Esaret günleri... Kumandan “Çanakkale’de harp eden asker 10 adım ileri çıksın!” dedi. Tereddüt ettik ama birer ikişer ileri çıkmaya başladık. Kamp kumandanı bize uzun uzun baktı: “...Ben sizinle aynı cephede aylarca beraber bulundum ve kolumu da orada kaybettim. Sizin çok cesurca ardı arkası kesilmeyen hücum ve taarruzlarınız, gözümün önünden her zaman bir sinema şeridi gibi geçmektedir. Bu münâsebetle bir defa daha sizi yakinen görmek için buraya çağırdım...” dedi.
* * *
1915′te Çanakkale′de, 1916′da Galiçya′da, 1917-18′de Filistin′de yani Birinci Dünya Savaşı′nın en acımasız, en kanlı cephelerinde ve 1918-20 yıllarında Osmanlı′nın çöküşüyle beraber İngiliz esareti altında geçen yıllar...
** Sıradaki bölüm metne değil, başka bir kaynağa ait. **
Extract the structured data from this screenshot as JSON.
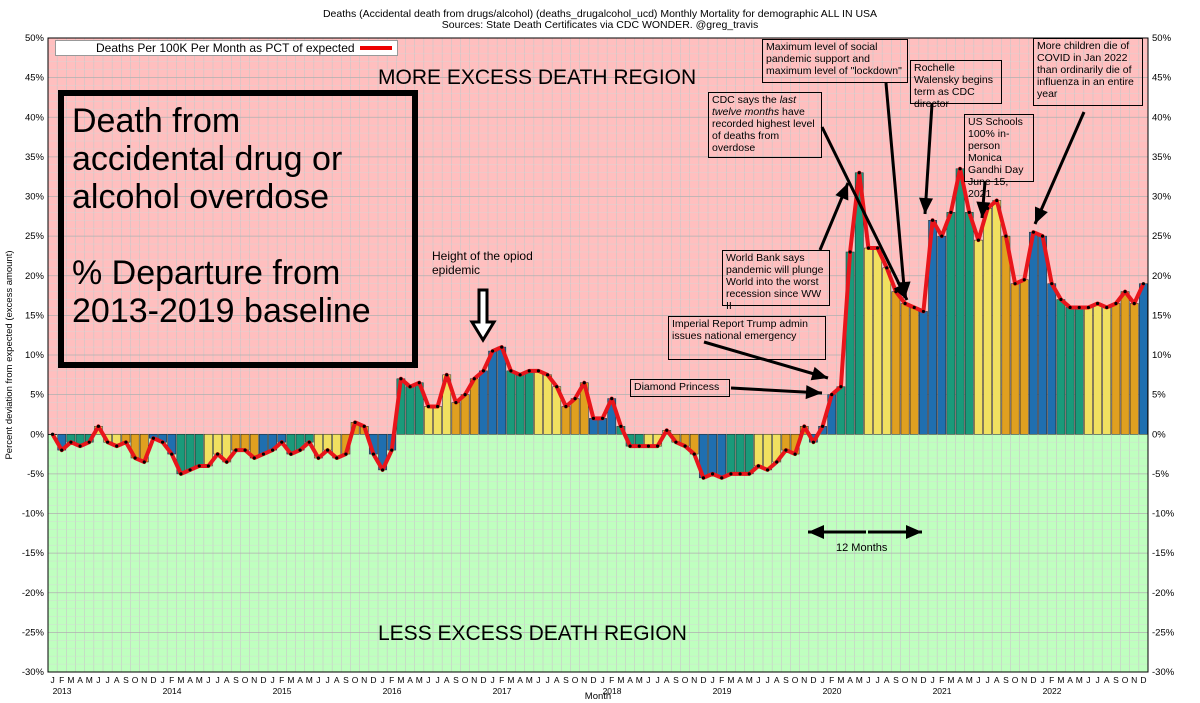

Birinci Dünya Savaşı′nın başlangıcından sonuna kadar Osmanlı cephelerinde çarpışan, yaralanan, tedavi gören ve tekrar cepheye giden bir Mehmetçiğin; neferlikten başçavuşluğa kadar terfi eden kahraman, fedakâr ve vatan sevgisiyle dolu İbrahim Arıkan′ın harp hatıraları...
1893 yılında Kırklareli’nin Akviran köyünde doğdu. Balkan savaşlarına kadar hayatı köyünde geçirdi, Birinci Balkan Savaşı’nda (1912) o zamanki ismiyle Kırkkilise’nin, Bulgarlar tarafından işgal edilmesi üzerine ailesiyle birlikte önce İstanbul’a, ardından İzmit’in Büyükderbent köyüne göç etti. Sırayla Çanakkale, Galiçya ve Filistin cephelerinde savaştı, Eylül 1918′de İngilizlere esir düştü. 17 ay iki günlük bir esaretten sonra Şubat 1920’de Türkiye’ye döndü ve hatıralarını kaleme aldı.